Lupus nephritis (LN) in pregnancy is a significant risk factor for adverse obstetric outcomes, including preeclampsia and fetal demise. Preeclampsia and LN have similar manifestations, but treatment is different. Renal biopsy is indicated but there is limited knowledge on its role in pregnancy as it has its own risk. We present a challenging case of a pregnant woman with clinical features suggesting new-onset LN and manifested as preeclampsia at 25 weeks age of gestation (AOG).

Case Description

A 34-year-old female with history of benign ethnic neutropenia and thrombocytopenia, was found to have transaminitis, worsening thrombocytopenia and proteinuria of 5 grams at 19th week AOG. Labs also revealed positive antinuclear antibodies, positive anti-Ro, and negative double-stranded DNA. She was treated with steroids for 4 days which led to normalization of her platelet counts. She presented with acute kidney injury (AKI) with serum creatinine (SCr) increasing from 0.4 to 0.7 mg/dL and hypertension (HTN) at 24 weeks AOG. Work up revealed severe intrauterine fetal growth restriction (IUGR). She underwent kidney biopsy at 25 weeks AOG and was empirically started on LN treatment with steroids and hydroxychloroquine. Her course rapidly worsened with AKI (SCr 1.05 mg/dL), increasing proteinuria and hypoalbuminemia, HTN and symptoms of volume overload including ascites, pleural and pericardial effusions. Kidney biopsy revealed immune complex deposition consistent with lupus nephritis and endothelial cell injury consistent with preeclampsia. Emergent induction was planned, as expectant management becomes a contraindication. After induction and delivery to a demised fetus, AKI and HTN improved to baseline and proteinuria decreased to 4.5 grams/24 hours in 48 hours post-partum.

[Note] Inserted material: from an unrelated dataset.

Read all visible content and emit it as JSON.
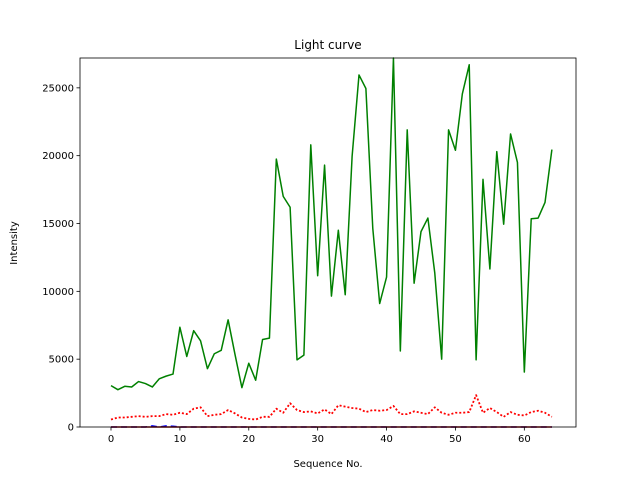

The patient presented with AKI, HTN and nephrotic syndrome that can be seen in LN as well as preeclampsia. LN can be treated empirically with steroids, but establishing the diagnosis was essential, especially at 25 weeks AOG, as inducing delivery for preeclampsia would be fatal for the fetus due to IUGR.

In conclusion, distinguishing LN and preeclampsia is challenging, but rapid diagnosis is essential as complications can be fatal for both the mother and the fetus. Kidney biopsy is high risk in advanced pregnancies but is essential in management if there is diagnostic dilemma.